In the coming days, officials begin screening extras. The arts foundation began restoring the prison building for the restoration project. However, due to heavy rains & volcanic ash fallout from the eruption of Mount St. Helens on May 18, work was delayed.

James Woods had signed on to play the prison guard, Frank Miniver, nicknamed Fast-Walking, & was "ecstatic" after learning the movie would be filmed in Montana.
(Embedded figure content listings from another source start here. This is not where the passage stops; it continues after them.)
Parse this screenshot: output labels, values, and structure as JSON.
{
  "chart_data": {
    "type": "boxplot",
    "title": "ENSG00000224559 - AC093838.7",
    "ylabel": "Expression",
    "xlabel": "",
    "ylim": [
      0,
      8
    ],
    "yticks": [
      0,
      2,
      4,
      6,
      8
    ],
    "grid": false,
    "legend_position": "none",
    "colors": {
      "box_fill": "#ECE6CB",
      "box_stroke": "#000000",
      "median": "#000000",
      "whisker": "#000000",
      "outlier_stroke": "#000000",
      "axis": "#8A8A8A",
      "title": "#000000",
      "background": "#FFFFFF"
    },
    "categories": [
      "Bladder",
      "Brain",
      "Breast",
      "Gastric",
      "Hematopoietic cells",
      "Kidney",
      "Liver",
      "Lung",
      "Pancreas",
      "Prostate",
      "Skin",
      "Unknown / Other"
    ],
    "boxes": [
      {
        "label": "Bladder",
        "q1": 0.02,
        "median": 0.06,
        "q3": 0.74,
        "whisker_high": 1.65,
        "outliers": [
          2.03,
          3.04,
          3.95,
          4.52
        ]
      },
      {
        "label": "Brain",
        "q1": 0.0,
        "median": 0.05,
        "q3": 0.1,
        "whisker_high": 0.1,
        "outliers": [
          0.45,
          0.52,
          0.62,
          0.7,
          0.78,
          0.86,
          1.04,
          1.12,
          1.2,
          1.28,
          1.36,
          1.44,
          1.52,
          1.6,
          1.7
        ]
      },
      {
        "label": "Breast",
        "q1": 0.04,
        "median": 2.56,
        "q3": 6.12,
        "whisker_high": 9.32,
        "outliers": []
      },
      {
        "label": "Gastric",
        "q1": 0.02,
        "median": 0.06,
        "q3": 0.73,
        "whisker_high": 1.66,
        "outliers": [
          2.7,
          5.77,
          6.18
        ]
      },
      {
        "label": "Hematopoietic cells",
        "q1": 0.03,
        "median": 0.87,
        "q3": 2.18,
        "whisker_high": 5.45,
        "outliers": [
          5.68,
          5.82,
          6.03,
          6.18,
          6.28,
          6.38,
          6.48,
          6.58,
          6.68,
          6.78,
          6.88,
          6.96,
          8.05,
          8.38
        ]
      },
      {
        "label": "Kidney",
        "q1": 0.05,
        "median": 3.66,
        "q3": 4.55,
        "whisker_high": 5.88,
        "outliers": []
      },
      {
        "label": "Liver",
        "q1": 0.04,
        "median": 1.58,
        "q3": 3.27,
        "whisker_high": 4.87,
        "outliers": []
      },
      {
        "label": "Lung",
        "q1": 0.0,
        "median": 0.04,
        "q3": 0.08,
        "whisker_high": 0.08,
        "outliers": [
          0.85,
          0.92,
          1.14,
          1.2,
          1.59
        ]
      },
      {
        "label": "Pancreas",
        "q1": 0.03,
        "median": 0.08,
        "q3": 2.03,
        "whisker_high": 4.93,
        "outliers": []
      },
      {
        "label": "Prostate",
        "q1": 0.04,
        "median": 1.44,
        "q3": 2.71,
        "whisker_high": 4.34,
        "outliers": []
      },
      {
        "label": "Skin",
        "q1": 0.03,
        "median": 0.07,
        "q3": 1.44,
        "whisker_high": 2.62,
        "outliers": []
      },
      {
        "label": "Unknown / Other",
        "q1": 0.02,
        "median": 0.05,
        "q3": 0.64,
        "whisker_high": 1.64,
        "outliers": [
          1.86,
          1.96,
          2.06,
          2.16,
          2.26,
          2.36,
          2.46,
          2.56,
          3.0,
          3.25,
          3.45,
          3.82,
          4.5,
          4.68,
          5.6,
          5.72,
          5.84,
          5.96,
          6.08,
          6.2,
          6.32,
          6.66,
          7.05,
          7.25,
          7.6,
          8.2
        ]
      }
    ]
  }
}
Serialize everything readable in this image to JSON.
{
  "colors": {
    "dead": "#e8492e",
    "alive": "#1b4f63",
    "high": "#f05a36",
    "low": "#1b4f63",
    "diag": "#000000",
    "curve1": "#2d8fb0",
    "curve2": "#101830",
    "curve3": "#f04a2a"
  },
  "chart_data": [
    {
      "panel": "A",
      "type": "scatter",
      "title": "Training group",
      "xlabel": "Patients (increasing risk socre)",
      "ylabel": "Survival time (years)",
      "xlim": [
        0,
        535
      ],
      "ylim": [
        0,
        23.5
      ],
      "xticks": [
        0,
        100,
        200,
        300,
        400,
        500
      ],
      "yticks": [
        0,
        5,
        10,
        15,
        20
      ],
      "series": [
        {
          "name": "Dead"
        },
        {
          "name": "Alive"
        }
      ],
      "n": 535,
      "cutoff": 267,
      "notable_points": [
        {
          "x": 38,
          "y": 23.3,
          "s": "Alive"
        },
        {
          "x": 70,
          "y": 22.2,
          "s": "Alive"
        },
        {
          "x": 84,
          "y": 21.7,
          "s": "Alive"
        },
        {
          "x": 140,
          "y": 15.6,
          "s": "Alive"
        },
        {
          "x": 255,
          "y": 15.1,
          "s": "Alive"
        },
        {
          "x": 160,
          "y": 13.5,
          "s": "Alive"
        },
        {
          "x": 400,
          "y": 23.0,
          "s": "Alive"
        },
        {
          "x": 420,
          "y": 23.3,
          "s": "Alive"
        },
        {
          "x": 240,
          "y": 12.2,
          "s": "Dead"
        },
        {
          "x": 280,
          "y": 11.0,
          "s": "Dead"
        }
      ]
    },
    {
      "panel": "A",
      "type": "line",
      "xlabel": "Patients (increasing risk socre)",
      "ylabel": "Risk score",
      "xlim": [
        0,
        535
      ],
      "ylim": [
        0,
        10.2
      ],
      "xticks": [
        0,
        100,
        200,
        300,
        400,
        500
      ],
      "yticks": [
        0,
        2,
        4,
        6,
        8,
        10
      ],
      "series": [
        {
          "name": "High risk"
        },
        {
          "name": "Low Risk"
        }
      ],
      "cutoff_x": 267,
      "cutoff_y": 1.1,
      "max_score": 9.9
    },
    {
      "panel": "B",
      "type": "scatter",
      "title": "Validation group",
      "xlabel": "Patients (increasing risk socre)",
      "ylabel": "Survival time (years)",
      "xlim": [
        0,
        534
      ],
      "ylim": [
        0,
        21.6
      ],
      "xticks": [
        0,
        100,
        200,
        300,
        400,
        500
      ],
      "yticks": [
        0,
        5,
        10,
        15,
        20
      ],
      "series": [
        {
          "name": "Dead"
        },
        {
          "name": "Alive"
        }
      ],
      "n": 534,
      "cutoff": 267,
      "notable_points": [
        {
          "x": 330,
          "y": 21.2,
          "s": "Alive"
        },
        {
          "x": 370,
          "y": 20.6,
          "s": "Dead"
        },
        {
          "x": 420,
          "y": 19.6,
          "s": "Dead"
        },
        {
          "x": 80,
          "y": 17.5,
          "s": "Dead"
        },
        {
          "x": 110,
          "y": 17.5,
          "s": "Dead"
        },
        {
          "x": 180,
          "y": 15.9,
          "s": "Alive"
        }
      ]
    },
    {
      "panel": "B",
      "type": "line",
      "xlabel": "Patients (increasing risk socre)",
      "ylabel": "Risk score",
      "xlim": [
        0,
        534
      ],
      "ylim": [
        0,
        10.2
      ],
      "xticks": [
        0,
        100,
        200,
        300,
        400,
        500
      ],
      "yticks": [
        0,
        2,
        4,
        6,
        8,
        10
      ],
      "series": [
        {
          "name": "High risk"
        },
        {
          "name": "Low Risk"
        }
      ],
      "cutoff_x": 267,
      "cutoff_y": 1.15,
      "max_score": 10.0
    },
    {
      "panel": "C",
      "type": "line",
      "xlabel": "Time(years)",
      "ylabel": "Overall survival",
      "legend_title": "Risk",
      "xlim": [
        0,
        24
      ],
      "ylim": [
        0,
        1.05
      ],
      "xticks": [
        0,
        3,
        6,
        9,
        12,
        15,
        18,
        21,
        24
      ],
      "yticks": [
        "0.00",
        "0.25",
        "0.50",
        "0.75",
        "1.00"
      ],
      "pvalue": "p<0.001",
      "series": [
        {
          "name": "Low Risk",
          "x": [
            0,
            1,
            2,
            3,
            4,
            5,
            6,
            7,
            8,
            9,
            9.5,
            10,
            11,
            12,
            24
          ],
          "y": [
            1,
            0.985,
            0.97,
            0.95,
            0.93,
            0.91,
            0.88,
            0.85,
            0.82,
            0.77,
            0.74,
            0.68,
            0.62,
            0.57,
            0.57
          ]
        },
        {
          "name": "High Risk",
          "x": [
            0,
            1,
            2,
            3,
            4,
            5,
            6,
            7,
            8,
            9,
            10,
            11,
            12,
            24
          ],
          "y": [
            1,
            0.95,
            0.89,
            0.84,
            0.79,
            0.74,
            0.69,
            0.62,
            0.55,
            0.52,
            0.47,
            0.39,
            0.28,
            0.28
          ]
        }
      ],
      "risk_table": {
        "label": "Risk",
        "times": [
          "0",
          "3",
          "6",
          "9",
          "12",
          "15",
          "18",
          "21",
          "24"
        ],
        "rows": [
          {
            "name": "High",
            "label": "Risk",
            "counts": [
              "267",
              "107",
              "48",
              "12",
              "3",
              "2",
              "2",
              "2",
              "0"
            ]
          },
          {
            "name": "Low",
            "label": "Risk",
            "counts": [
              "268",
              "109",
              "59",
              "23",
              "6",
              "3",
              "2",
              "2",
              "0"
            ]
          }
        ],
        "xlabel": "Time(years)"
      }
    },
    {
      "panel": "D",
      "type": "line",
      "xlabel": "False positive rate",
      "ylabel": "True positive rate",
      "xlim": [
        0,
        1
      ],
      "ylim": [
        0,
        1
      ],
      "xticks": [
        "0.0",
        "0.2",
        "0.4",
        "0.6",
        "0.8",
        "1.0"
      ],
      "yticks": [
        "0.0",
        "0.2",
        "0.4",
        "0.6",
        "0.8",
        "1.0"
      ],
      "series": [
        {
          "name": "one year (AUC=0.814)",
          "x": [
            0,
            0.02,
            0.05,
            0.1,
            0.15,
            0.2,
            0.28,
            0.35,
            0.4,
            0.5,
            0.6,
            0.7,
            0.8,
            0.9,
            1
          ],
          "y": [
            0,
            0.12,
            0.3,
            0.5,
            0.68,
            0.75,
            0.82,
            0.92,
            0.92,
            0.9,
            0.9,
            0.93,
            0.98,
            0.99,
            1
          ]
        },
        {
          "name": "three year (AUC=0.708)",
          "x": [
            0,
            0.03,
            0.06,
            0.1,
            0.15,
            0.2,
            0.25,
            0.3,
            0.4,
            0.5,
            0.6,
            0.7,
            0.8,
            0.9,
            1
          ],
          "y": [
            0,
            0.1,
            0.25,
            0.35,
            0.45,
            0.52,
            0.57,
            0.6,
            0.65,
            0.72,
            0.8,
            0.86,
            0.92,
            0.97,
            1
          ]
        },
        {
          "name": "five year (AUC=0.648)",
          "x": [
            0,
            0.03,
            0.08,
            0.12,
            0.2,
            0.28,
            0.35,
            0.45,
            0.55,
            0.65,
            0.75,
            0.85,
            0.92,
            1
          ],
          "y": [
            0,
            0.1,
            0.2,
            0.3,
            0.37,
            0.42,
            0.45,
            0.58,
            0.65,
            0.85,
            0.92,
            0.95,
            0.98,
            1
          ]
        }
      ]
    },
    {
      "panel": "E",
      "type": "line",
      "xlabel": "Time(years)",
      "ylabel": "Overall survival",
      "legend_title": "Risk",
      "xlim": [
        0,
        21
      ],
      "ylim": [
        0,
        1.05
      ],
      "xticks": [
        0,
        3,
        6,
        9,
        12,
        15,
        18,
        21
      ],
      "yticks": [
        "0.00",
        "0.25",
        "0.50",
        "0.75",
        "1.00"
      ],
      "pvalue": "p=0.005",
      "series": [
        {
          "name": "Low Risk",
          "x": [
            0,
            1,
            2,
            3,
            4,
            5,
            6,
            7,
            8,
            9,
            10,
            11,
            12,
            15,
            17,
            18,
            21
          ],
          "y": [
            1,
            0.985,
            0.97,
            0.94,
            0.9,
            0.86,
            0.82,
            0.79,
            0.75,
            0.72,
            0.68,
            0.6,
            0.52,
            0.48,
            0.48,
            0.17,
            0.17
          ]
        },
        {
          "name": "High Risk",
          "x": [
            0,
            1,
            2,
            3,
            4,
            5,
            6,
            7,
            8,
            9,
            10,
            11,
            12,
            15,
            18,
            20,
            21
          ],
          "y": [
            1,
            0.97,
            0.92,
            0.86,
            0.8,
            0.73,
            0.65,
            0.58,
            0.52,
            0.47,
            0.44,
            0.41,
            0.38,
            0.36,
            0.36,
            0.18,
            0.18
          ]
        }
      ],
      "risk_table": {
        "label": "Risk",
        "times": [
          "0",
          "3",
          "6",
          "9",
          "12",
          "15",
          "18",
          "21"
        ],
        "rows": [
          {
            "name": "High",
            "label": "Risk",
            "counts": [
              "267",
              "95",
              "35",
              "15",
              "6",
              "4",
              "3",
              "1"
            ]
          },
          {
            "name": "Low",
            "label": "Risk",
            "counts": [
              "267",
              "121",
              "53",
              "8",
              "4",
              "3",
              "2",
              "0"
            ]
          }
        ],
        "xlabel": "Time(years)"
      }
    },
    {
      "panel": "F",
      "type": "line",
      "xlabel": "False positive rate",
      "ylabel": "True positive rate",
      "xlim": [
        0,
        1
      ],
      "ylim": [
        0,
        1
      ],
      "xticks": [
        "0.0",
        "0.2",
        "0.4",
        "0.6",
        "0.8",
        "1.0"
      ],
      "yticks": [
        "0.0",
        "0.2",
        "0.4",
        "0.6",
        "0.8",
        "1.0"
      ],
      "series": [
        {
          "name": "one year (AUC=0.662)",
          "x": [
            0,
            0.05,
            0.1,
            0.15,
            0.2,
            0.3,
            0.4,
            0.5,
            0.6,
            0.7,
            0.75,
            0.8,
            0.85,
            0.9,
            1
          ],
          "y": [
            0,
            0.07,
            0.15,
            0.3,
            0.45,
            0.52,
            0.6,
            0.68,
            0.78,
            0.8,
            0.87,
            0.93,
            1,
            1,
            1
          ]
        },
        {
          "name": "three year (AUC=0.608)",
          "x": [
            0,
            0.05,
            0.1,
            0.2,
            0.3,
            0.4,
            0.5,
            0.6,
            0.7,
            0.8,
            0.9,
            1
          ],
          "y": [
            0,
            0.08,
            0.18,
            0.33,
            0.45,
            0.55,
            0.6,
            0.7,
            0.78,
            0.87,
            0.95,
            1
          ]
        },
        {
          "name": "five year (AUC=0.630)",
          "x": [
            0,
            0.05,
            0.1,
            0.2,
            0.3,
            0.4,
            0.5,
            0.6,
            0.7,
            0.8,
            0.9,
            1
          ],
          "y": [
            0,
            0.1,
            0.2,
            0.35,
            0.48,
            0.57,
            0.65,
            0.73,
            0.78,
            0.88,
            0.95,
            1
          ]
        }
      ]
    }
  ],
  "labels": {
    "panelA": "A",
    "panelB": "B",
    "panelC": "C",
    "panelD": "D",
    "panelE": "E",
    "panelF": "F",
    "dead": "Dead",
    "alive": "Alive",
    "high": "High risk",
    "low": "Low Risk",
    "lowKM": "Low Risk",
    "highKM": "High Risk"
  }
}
On a budget of $4 million, principal photography began on July 7, 1980, at the prison. Some filming was done in and around the town of Deer Lodge for several weeks. The crew then traveled to the Bus Depot in Butte, Montana, to film several scenes for 2 days. Filming was then completed in August.

==Release==
Fast-Walking was theatrically released in New York City, New York, on October 8, 1982, by the Pickman Film Corporation. It was released on VHS and DVD in the United States by Warner Home Video.

==Reception==
The film received mostly negative reviews. In The New York Times, Vincent Canby wrote: "Fast-Walking is a prison melodrama of such consistent, proud witlessness that it deserves mention though not attendance...Nothing works."